Congress enacted The Currency and Foreign Transactions Reporting Act of 1970 — which legislative framework is commonly referred to as the "Bank Secrecy Act" (BSA) — in part to address the serious and widespread use of foreign financial institutions to evade domestic criminal, tax, and regulatory requirements. The BSA requires U.S. citizens, residents, and entities to report — independent of any tax obligations — certain foreign financial transactions, relationships, and accounts. One BSA provision, 31 U.S.C. § 5314, establishes the reporting requirements, empowering the Secretary of the U.S. Department of the Treasury to adopt implementing regulations. One of the regulations adopted by the Secretary, 31 C.F.R. § 1010.350, requires U.S. persons with a financial interest in or signature or other authority over foreign financial accounts totaling more than $10,000 to file an FBAR each year listing details regarding all foreign accounts. For individuals with more than 25 foreign accounts, Section 1010.350 requires them to provide more limited information on the FBAR and have detailed information concerning each account available upon request.
Congress amended the BSA in 1986, giving the Secretary of the Treasury authority to impose civil penalties for willful violations of Section 5314, including foreign account reporting requirements. In the American Jobs Creation Act of 2004, Congress expanded the available penalties to reach non-willful violations.

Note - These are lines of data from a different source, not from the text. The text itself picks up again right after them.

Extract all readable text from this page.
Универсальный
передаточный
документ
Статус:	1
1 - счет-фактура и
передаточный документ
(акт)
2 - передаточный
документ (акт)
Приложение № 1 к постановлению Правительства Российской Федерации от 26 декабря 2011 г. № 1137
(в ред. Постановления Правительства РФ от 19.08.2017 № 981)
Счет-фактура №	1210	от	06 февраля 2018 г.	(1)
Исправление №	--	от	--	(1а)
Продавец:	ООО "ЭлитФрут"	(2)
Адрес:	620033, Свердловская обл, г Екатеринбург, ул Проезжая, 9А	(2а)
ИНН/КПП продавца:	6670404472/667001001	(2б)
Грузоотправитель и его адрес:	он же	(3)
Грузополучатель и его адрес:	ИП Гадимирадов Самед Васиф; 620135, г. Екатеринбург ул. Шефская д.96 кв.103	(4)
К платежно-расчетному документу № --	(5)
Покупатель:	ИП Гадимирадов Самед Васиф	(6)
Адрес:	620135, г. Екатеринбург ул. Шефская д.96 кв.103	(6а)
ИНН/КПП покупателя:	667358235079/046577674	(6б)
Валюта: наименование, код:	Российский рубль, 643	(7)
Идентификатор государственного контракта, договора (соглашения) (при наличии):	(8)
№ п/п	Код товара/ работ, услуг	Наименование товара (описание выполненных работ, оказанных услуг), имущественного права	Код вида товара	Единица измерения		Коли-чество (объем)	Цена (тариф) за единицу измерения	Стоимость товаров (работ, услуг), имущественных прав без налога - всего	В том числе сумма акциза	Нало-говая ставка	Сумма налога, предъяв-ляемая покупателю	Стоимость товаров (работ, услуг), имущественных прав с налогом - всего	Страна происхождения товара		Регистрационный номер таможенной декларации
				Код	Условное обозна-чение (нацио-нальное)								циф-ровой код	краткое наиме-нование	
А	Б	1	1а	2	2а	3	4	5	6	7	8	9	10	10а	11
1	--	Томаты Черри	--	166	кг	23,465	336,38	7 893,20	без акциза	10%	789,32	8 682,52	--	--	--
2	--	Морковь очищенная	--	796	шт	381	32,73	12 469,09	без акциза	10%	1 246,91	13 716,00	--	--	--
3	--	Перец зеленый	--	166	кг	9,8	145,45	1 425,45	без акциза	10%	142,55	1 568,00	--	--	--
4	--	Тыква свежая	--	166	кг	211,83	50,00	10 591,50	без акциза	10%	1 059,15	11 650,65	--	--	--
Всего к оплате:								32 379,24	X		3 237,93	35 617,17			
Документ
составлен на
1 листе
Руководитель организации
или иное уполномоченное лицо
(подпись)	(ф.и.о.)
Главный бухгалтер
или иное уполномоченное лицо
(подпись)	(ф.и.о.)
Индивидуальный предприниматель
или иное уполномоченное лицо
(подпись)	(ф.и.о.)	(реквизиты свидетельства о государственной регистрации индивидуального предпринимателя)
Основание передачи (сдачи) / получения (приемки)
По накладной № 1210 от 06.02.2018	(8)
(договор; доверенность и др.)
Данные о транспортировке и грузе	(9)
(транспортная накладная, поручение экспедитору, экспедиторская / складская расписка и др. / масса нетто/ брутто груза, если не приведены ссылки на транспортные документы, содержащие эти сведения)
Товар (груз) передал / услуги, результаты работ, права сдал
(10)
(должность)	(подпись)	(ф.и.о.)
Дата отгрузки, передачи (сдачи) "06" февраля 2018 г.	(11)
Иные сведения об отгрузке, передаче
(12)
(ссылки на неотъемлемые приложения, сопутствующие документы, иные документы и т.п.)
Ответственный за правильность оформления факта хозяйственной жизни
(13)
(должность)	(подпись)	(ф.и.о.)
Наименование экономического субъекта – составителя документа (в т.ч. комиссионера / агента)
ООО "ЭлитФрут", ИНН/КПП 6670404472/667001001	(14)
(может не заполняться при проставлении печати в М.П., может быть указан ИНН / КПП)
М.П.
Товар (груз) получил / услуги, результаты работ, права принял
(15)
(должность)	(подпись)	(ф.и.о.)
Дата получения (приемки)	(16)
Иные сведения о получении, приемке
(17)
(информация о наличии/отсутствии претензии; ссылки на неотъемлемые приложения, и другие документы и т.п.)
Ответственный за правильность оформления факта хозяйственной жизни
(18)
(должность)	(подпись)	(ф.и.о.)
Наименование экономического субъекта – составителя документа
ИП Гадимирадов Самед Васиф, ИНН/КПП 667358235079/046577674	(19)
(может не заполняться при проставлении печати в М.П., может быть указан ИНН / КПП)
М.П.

The civil penalties section as amended (31 U.S.C. § 5321(a)(5)) provides that the Secretary may impose a penalty "on any person who violates, or causes any violation of, any provision of Section 5314." For non-willful violations, "the amount of any civil penalty imposed . . . shall not exceed $10,000." If any violation is due to reasonable cause and "the amount of the transaction or balance in the account at the time of the transaction was properly reported," no penalty shall be imposed. For willful violations, the maximum penalty is "the greater of $100,000 or 50 percent of the amount determined under subparagraph (D)." Subparagraph (D) provides that, “in the case of a violation involving a failure to report the existence of an account” or related identifying information, the relevant amount is the balance in the account at the time of violation. The maximum penalty for a willful violation is thus the greater of $100,000 or 50 [percent] of the balance of the account at the time of violation. The reasonable cause exception does not apply to willful violations. The IRS must assess any civil penalty, willful or non-willful, within six years of the violation. For violations occurring after November 2, 2015, the maximum penalty values are adjusted for inflation.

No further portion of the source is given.